Chris did not even seem to particularly want to see his older brother, who had finally moved in with foster parents six days after Chris' adoption. He called Chris frequently, but Chris rarely called him.
DiPerna called and Luebbert explained that she'd left the decision to Chris. "I was kind of hurt when she explained it to me," DiPerna recounted. "She said Christopher is not ready to see me yet. I don't understand why."
Luebbert wasn't sure why either.
It was possible he was just angry at his birth parents. He'd told Luebbert he resented her asking him to hug Congdon after the adoption. "I didn't want them to be there. Why did you tell me to do that?" he'd demanded.
Or it was possible that he wanted to sustain the image he'd created of his birth parents when he was with them at age 2.
"He likes the fantasy figure of them he has in his mind," Luebbert said. "But he doesn't want to deal with the reality.

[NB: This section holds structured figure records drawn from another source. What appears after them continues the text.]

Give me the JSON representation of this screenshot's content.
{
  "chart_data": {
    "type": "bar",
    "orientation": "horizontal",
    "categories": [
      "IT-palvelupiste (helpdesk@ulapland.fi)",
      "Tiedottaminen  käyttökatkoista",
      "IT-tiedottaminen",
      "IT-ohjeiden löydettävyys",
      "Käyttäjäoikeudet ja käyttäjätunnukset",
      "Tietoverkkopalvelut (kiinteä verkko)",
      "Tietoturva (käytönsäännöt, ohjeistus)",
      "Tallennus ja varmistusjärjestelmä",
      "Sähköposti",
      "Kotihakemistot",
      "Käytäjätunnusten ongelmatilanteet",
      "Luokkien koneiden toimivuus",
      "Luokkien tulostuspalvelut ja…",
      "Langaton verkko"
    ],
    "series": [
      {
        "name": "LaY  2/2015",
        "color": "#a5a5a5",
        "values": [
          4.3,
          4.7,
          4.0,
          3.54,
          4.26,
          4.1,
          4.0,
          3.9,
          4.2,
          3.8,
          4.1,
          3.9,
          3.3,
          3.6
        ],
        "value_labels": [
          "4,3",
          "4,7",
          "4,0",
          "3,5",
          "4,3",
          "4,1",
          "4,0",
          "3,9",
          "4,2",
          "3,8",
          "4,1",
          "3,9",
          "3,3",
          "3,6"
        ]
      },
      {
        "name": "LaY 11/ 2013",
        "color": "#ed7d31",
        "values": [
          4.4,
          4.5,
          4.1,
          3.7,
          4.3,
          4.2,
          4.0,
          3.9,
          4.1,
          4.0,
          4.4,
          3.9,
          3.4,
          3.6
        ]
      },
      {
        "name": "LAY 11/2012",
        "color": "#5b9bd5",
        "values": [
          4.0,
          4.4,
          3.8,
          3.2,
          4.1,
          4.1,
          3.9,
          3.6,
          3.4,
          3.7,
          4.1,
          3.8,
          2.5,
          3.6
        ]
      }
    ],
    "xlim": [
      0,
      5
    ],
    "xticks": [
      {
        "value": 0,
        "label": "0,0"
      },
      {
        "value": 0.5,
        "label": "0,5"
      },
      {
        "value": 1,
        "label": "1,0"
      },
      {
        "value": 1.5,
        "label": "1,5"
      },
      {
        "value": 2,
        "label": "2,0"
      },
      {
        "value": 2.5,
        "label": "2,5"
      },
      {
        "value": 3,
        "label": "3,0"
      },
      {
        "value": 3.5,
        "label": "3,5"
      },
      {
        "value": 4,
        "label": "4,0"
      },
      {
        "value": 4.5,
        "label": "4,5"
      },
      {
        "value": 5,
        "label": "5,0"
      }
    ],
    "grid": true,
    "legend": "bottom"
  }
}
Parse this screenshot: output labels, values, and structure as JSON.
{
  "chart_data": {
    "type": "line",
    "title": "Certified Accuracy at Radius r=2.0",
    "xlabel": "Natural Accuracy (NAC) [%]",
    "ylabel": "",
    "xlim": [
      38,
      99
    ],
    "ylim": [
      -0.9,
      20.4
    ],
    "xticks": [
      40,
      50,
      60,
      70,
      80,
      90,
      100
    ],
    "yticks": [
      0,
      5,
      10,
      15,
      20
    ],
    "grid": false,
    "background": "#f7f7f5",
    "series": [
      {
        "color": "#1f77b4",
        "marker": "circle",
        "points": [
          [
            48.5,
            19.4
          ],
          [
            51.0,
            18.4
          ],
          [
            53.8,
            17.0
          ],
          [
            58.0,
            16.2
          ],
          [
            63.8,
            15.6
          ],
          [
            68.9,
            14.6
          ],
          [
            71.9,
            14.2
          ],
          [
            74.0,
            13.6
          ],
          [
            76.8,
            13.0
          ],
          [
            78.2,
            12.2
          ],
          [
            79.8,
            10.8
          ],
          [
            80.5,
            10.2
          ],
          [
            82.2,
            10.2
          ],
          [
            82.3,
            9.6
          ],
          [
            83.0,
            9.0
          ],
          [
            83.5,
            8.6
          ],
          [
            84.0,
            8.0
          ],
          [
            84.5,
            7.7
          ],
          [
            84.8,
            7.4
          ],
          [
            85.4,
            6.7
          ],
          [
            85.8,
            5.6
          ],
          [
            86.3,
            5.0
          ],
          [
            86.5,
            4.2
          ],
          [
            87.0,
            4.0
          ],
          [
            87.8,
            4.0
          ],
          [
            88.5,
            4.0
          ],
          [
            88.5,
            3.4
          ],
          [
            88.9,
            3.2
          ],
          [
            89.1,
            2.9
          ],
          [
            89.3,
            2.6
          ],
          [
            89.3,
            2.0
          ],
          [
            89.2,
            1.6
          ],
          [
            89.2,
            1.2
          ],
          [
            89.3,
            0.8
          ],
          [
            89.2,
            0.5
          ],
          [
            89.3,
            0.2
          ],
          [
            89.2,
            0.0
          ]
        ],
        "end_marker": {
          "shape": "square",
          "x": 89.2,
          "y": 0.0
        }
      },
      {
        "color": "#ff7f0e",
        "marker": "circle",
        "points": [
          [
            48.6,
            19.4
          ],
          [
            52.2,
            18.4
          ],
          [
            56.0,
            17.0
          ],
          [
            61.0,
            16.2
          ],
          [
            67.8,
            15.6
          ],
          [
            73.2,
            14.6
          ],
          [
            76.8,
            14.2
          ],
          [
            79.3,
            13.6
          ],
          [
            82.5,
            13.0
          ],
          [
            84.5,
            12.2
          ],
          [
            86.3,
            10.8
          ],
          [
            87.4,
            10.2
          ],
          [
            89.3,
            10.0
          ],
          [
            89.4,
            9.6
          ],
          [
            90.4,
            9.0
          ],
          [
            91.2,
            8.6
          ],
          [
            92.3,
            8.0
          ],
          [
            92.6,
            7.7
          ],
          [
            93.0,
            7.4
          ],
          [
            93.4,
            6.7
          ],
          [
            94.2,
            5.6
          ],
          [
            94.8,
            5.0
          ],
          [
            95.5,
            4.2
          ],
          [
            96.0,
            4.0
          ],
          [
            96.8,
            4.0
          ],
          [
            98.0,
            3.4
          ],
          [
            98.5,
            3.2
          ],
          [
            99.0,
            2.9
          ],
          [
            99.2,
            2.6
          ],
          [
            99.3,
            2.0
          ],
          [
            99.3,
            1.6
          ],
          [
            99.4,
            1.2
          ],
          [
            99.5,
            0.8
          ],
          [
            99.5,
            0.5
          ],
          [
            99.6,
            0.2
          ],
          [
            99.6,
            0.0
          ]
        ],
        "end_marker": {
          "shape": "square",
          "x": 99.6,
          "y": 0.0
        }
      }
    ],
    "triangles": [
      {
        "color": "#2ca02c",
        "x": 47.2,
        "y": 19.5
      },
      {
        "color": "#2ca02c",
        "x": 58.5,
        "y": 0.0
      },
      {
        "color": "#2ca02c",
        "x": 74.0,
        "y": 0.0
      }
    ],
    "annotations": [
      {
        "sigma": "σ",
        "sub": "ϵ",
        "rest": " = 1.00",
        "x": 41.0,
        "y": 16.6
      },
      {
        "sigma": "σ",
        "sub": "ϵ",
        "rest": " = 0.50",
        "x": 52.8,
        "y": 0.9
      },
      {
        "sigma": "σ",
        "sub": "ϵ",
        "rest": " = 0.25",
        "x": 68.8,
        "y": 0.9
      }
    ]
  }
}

He would probably like it if we moved, and then he wouldn't see them, and he could enjoy the idea of them a lot more."
This spring, Chris attended a series of classes for adopted children. That may have helped him work through the conflicts because on Easter morning, he asked Luebbert if he could call Congdon and DiPerna.
She urged him to do it right away. He chatted with them for a long time, and has called them twice since.
He did not, however, call last Sunday, on Mother's Day. As the day wore on, and he didn't mention it, Luebbert assured him it wouldn't bother her. But he didn't do it. Maybe doting on one mother was enough for him this Mother's Day.